Les femmes et la fiction : une prise de pouvoir

Bande de filles

En 2014, sort Bande de filles, le troisième long métrage de Céline Sciamma, dans lequel elle investit la banlieue et plus particulièrement la Seine-Saint-Denis. Céline Sciamma n’a cessé, au fil de ses réalisations, de saisir des personnages se positionnant au bord de la norme. Elle dépeint ici le quotidien de Marieme : sa rencontre avec un groupe de trois jeunes femmes et la manière dont elle tente de s’affranchir des lois implicites et explicites d’un monde qui l’exclut.
Bande de filles reprend les codes du « film de banlieue » tout en les contournant. Détaché du strict naturalisme, il s’agit de suivre ces quatre jeunes femmes, entre réalité et onirisme, de transcrire l’énergie et la complicité qui les portent, tout en accompagnant la construction de leurs identités, en rébellion contre les assignations multiples qu’on voudrait leur imposer.

Rencontre

Céline Minard est une écrivaine contemporaine dont l’œuvre déjà dense, et récompensée par de nombreux prix, explore des espaces fictionnels aussi divers que les confessions testamentaires et érotiques d’une écrivaine (So long Luise, 2011), le récit de chevalerie mâtiné d’arts martiaux japonais (Bastard Battle, 2008), les grandes plaines du western américain (Faillir être flingué, 2013) ou encore l’expérience survivaliste actuelle (Le Grand Jeu, 2016).
Son dernier livre, Bacchantes, paru en janvier 2019, nous plonge dans le braquage trépidant d’un bunker, une cave surprotégée renfermant des grands crus d’une valeur inestimable. Cette aventure est menée par trois femmes dont l’assurance et la fantaisie ne cessent de défier les tentatives des autorités pour les en faire sortir. L’écriture y est tendue, nerveuse, incisive et pleine de malice.
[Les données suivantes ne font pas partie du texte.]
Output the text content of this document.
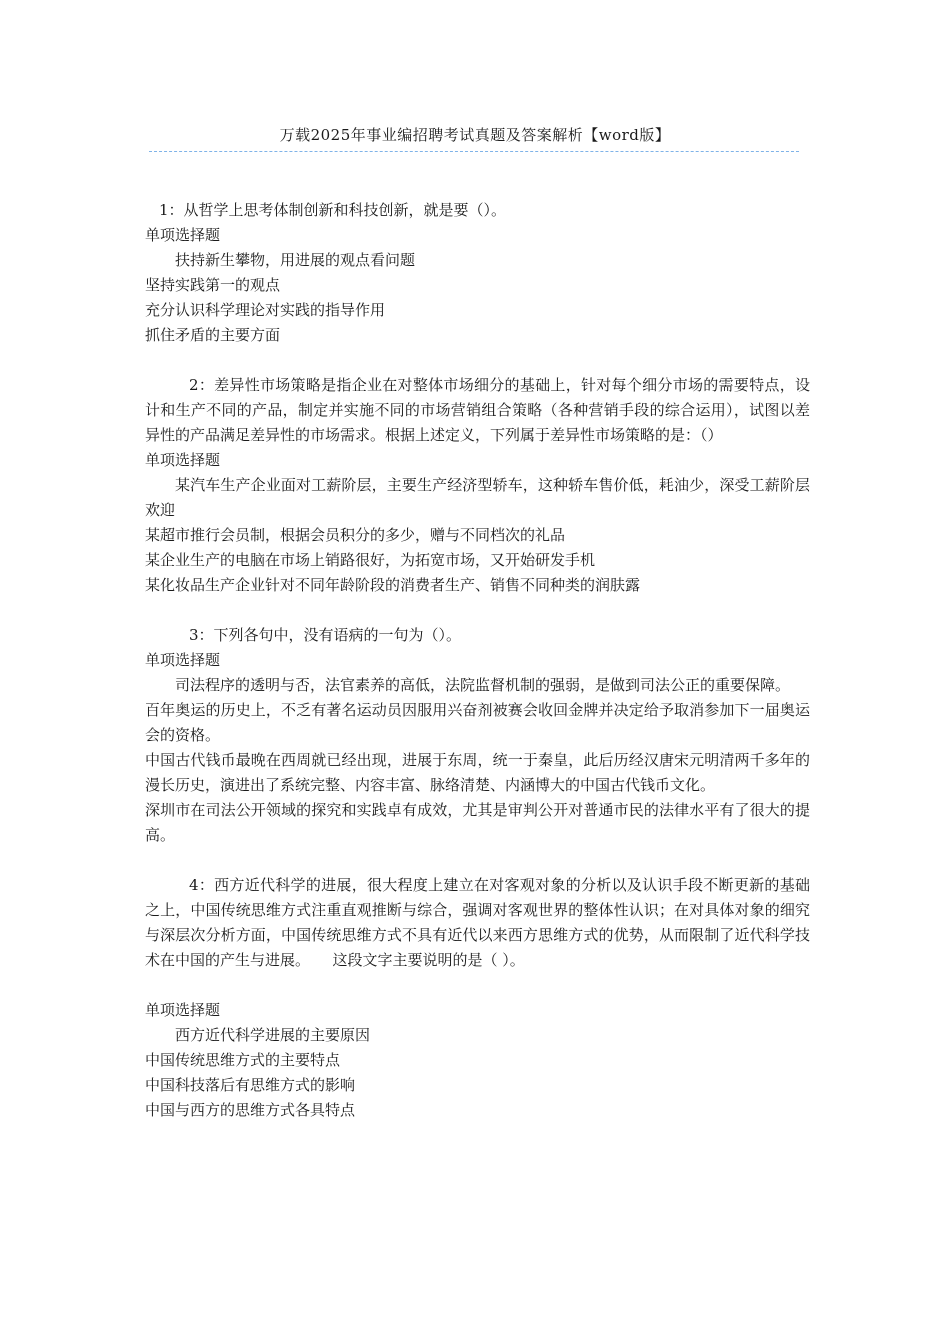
万载2025年事业编招聘考试真题及答案解析【word版】

1：从哲学上思考体制创新和科技创新，就是要（）。

单项选择题

扶持新生攀物，用进展的观点看问题

坚持实践第一的观点

充分认识科学理论对实践的指导作用

抓住矛盾的主要方面

2：差异性市场策略是指企业在对整体市场细分的基础上，针对每个细分市场的需要特点，设计和生产不同的产品，制定并实施不同的市场营销组合策略（各种营销手段的综合运用），试图以差异性的产品满足差异性的市场需求。根据上述定义，下列属于差异性市场策略的是：（）

单项选择题

某汽车生产企业面对工薪阶层，主要生产经济型轿车，这种轿车售价低，耗油少，深受工薪阶层欢迎

某超市推行会员制，根据会员积分的多少，赠与不同档次的礼品

某企业生产的电脑在市场上销路很好，为拓宽市场，又开始研发手机

某化妆品生产企业针对不同年龄阶段的消费者生产、销售不同种类的润肤露

3：下列各句中，没有语病的一句为（）。

单项选择题

司法程序的透明与否，法官素养的高低，法院监督机制的强弱，是做到司法公正的重要保障。

百年奥运的历史上，不乏有著名运动员因服用兴奋剂被赛会收回金牌并决定给予取消参加下一届奥运会的资格。

中国古代钱币最晚在西周就已经出现，进展于东周，统一于秦皇，此后历经汉唐宋元明清两千多年的漫长历史，演进出了系统完整、内容丰富、脉络清楚、内涵博大的中国古代钱币文化。

深圳市在司法公开领域的探究和实践卓有成效，尤其是审判公开对普通市民的法律水平有了很大的提高。

4：西方近代科学的进展，很大程度上建立在对客观对象的分析以及认识手段不断更新的基础之上，中国传统思维方式注重直观推断与综合，强调对客观世界的整体性认识；在对具体对象的细究与深层次分析方面，中国传统思维方式不具有近代以来西方思维方式的优势，从而限制了近代科学技术在中国的产生与进展。　　这段文字主要说明的是（ ）。

单项选择题

西方近代科学进展的主要原因

中国传统思维方式的主要特点

中国科技落后有思维方式的影响

中国与西方的思维方式各具特点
Lors de la discussion, nous tâcherons de croiser les démarches de Céline Sciamma et de Céline Minard : nous parlerons de prises de pouvoir des femmes dans la fiction, de ses modalités, de ses buts ; de la question du désir, moteur de la création mais aussi au cœur de leurs deux œuvres, et de sa portée politique ; du rapport aux codes des genres cinématographiques et littéraires, enfin, de leur capacité à les employer pour mieux les subvertir.

La discussion aura lieu dans le salon, au premier étage du cinéma. Un buvette sera mise à votre disposition.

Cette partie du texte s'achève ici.